4 minuti per la lettura
«E’ come surfare, ma bisogna stare attenti a non cadere, a non farsi travolgere dalle onde». La metafora marina è dell’architetto materano Tonio Acito e si può applicare al momento di svolta che sta vivendo Matera, chiamata a fare i conti con il suo passato, guardando al futuro.
Su tutte le scrivanie del suo studio di architettura ci sono le bandiere a sostegno di Matera 2019, ognuno dei giovani che lavorano con lui ha al petto una spilletta del Comitato. Si chiama partecipazione diffusa e Acito lo dimostra concretamente.
Pochi giorni fa, nel corso di un convegno, ha spiegato come fa una città a passare “Dalle stalle alle stelle”. Al di là della semplice ironia, il passaggio è molto delicato e richiede innanzitutto competenza. Da “Vergogna nazionale” a “Vanto europeo”, il passo può sembrare semplice e confutato dal fenomeno che fa di Matera un luogo di tendenza. In realtà non è così. E’ arrivato il momento di puntare solo sulla meritocrazia. Come se fosse facile, ma questa è la chiave di volta sulla quale basarsi, a patto che il processo sia costante e conduca, indipendentemente dal risultato nella corsa a Capitale europea della Cultura («Ma Matera ha già vinto entrando nella short list – spiega), ad una consapevolezza complessiva a seconda del ruolo che si svolge.
«I Sassi sono passati da una città splendida, quella Settecentesca, a una sovraffollata fino al 1950 per giungere alla città svuotata e poi riconquistata come spiegano personaggi come Carlo Levi e Mauro Padula. Il primo guardava i Sassi e si preoccupava, Padula invece negli antichi rioni osservava le cornici».
La rigenerazione urbana di fatto, nasce proprio in questa città. «Matera – prosegue Acito – è uno degli esempi migliori d’Italia perchè a rigenerarsi sono stati la città, le case, i materiali e riusato gli ambienti ad altro utilizzo». Ecco le tre “R”, cuore centrale del dossier che parla anche di realtà come il vicinato, modificate dall’evoluzione nata dopo lo spostamento dai Sassi.
«Il Vicinato è stato mitizzato – spiega ancora Acito – ma era luogo di gioie e dolori, la stanza all’aperto comune per tutti anche per motivi igienici per evitare di restare al chiuso. Questo modo di vivere dopo il trasferimento nei quartieri è cambiato, già nelle menti di giovani architetti come Aymonino e Quaroni che hanno saputo guardare e ascoltare. Spine Bianche ne è l’esempio: le distanze fra i palazzi, le piazze, le auto vietate e i cittadini che uscivano dai Sassi avevano spazi differenti.
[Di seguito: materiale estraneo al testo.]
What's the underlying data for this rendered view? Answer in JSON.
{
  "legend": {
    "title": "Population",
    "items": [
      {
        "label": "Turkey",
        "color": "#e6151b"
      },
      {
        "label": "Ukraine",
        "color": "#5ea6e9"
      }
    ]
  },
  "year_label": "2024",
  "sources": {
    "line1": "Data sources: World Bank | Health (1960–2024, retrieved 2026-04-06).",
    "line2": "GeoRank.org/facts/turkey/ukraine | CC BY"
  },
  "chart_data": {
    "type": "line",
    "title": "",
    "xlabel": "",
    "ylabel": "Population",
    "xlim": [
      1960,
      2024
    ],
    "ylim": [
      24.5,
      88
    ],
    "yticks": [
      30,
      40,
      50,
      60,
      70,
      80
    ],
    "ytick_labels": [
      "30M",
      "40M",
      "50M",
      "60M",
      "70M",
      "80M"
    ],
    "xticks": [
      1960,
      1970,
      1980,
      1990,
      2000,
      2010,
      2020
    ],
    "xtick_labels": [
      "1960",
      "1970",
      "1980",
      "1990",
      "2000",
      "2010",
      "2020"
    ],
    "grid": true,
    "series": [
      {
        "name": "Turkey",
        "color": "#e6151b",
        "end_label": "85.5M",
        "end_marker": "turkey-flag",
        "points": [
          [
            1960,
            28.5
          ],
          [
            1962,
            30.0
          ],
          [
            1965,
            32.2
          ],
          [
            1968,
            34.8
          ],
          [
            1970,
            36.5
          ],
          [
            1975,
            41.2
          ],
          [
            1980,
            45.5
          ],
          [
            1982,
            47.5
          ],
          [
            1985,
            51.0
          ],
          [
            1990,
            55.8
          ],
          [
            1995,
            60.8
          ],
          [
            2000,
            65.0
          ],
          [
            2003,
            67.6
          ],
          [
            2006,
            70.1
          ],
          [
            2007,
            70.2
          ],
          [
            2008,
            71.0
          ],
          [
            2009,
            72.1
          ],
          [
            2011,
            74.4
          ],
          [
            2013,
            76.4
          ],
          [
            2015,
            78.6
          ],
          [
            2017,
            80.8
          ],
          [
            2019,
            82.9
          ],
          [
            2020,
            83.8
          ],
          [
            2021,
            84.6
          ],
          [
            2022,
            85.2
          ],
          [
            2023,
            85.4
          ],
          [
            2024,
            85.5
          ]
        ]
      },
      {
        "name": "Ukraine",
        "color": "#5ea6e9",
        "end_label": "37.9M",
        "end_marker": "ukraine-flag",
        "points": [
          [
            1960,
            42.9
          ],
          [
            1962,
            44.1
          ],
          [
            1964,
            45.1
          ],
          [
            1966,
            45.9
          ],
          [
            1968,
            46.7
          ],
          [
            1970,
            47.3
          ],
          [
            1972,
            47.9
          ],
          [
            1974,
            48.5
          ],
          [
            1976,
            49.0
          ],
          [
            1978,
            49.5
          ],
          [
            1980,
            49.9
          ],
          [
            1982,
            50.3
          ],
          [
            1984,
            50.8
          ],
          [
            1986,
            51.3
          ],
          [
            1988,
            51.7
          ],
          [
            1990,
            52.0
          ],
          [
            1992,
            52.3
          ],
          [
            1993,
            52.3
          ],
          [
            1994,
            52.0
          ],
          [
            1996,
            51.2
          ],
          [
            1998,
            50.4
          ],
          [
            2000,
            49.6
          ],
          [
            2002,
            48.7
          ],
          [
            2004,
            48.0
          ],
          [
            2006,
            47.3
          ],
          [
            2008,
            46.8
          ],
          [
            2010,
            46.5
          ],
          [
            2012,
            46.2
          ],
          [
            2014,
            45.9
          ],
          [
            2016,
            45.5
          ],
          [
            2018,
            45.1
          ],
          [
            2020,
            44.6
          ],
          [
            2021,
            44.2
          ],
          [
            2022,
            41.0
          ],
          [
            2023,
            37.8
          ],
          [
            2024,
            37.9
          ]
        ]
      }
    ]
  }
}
Questo ci ha consentito di mantenere un ottimo livello di relazioni e di bassa criminalità. La gente è pacifica».
La comunità di oggi è anche risultato dell’esperimento che gli architetti italiani realizzarono con i nuovi quartieri e che secondo Acito: «E’ riuscito fantasticamente.
Ma Matera oggi è su un crinale delicato; se lo trasformiamo in motivo di interesse solo economico, dobbiamo farlo a condizione che si rispettino tutti gli equilibri.
C’è in corso una strisciante occupazione dei Sassi da parte delle strutture alberghiere esistenti che hanno capito il business e per questo vanno controllate.
Bisogna tenere in considerazione la vita normale che si svolge in questo quartiere per evitare di cadere nel folclore. Bisogna riaccendere l’attenzione sugli antichi rioni, comprendendo cosa sono e utilizzare quel suolo in modo intelligente. Il piano regolatore di Matera dice, ad esempio, che nella cava si potrebbero fare strutture come centri congressi. In questo modo non interverremmo nei Sassi ma creeremmo un luogo che alla città serve». Il ruolo delle istituzioni è fondamentale.
«Devono prepararsi a questo salto di qualità – dice ancora Tonio Acito – La politica, espressione dei cittadini, dovrà essere la migliore possibile.
Non possiamo mandare a rappresentarci chi non sa cosa sono i Sassi sotto il profilo sociale e culturale. Gli assessori dovranno essere a livello adeguato perchè chi ci osserva lo fa da un osservatorio più alto». In prospettiva, nemmeno tanto lontana, ci sono gli investitori di tutto il mondo tra cui russi e indiani che guardano a Matera al di là della sua candidatura, come luogo di interesse.
«La nostra città ha fatto il miglior processo di avvicinamento alla candidatura rispetto alle altre città che io ho visitato e la nostra è una battaglia che aggrega.
Il giorno dopo che la città sarà diventata capitale, dovremo avere una squadra fortissima, in grado di dare risposte efficienti a tutti coloro che ci stanno osservando».